Solve the Quadratic Inequality: When is -x² + 9 Greater Than Zero?

We begin with the function $y = -x^2 + 9$ and want to find for which values of $x$, $y > 0$.

Step 1: Solve for the roots of the related equation $-x^2 + 9 = 0$.
Rearranging gives: $x^2 = 9$.

Step 2: Solve for $x$.
Taking the square root of both sides gives: $x = \pm 3$.

Step 3: Determine intervals for the inequality $-x^2 + 9 > 0$.
Consider test points in the intervals determined by $x = -3$ and $x = 3$.

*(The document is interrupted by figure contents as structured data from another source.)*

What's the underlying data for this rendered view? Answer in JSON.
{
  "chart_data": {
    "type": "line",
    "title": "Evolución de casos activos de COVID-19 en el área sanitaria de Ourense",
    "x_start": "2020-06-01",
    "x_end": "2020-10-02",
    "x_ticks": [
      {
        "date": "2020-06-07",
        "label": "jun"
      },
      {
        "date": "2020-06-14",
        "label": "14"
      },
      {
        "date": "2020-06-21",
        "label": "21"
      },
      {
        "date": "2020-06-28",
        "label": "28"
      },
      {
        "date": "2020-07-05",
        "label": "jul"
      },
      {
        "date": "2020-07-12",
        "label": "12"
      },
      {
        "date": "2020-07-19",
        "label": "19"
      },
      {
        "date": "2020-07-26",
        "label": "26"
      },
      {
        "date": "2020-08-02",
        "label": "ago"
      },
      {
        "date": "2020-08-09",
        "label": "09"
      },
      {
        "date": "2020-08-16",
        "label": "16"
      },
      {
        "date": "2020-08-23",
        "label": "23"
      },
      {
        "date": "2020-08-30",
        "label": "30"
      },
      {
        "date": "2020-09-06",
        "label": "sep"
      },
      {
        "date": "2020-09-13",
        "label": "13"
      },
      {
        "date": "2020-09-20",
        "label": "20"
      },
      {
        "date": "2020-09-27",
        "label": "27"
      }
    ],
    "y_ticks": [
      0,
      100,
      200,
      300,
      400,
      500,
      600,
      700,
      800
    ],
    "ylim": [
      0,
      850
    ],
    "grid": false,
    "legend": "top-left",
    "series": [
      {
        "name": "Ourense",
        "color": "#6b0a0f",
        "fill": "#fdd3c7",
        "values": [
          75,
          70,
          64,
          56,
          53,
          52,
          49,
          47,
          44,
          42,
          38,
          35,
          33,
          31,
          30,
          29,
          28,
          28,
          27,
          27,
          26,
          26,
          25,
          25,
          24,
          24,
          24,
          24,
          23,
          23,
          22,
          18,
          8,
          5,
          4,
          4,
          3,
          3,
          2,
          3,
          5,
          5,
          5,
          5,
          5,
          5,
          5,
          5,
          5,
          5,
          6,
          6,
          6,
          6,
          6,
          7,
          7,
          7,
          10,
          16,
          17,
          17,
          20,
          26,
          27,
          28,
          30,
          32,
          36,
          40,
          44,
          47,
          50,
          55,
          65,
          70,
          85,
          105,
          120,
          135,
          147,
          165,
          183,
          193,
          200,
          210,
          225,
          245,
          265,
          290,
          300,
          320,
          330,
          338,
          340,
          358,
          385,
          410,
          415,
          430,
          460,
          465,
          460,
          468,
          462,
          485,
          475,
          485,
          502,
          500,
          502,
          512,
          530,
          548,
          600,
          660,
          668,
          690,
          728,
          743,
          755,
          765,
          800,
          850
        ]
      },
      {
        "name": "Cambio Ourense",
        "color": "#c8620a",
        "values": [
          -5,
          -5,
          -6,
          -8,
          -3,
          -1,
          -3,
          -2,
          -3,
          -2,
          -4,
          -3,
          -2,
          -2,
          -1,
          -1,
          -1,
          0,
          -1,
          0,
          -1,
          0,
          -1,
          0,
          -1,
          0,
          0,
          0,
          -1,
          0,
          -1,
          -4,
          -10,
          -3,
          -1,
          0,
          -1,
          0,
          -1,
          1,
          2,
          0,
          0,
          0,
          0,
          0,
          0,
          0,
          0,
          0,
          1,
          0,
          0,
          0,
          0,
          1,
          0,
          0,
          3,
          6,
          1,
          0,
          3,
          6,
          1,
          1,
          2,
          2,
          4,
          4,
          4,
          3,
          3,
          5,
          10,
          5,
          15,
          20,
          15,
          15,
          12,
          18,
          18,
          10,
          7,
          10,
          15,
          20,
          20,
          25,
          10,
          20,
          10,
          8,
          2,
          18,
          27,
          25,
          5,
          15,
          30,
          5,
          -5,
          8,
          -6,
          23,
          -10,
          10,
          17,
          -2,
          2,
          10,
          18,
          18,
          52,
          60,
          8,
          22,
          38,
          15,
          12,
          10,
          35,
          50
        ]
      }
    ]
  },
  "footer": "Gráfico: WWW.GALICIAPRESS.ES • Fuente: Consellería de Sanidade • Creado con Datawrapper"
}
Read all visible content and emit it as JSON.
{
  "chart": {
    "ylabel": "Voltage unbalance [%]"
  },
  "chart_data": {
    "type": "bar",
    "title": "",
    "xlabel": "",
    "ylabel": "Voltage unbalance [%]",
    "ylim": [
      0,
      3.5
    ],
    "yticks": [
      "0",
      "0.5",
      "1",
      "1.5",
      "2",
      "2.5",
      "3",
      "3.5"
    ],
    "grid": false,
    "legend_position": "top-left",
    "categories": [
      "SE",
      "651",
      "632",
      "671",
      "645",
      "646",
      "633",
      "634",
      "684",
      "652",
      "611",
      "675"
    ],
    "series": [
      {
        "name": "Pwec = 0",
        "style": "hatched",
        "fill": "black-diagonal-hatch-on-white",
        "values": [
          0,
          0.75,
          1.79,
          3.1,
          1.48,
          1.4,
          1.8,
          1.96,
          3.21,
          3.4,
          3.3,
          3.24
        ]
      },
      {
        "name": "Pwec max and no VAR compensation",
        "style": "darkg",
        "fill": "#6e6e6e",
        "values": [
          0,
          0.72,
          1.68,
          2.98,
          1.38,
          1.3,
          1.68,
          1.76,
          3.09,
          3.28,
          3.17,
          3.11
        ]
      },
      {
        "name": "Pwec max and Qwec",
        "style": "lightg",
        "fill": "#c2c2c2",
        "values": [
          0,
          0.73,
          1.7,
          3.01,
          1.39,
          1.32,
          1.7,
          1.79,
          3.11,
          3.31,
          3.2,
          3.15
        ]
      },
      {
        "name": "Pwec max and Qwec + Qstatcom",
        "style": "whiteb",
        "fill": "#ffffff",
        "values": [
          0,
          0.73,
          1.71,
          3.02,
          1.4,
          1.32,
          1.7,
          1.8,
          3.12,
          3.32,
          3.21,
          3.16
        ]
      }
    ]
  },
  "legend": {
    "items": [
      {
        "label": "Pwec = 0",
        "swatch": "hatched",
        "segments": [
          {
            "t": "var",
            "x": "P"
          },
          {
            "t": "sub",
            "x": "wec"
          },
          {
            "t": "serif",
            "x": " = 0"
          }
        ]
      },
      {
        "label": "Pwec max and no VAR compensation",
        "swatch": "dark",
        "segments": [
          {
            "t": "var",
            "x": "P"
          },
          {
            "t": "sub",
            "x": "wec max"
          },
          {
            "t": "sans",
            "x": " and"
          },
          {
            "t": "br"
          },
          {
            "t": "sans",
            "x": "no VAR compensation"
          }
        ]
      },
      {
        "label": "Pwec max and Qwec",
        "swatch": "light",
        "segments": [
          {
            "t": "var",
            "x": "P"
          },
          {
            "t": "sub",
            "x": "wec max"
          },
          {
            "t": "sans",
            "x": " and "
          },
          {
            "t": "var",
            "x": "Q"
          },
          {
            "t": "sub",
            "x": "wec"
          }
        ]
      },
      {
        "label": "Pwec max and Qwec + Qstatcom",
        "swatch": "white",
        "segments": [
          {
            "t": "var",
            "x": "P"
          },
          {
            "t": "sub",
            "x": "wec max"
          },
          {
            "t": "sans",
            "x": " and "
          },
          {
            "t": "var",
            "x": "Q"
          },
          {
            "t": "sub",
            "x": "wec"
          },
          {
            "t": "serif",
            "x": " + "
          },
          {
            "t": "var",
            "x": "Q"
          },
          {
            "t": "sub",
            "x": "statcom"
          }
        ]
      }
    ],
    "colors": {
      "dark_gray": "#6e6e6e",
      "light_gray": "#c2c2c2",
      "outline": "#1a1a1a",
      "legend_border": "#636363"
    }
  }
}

• For $x$ in the interval: $(-\infty, -3)$, select $x = -4$.
  Calculate: $y = -(-4)^2 + 9 = -16 + 9 = -7$. Thus, $y < 0$.
• For $x$ in the interval: $(-3, 3)$, select $x = 0$.
  Calculate: $y = -(0)^2 + 9 = 9$. Thus, $y > 0$.
• For $x$ in the interval: $(3, \infty)$, select $x = 4$.
  Calculate: $y = -(4)^2 + 9 = -16 + 9 = -7$. Thus, $y < 0$.

Therefore, $y = -x^2 + 9$ is positive for $x$ values within the interval $-3 < x < 3$.

Therefore, the solution is $-3 < x < 3$.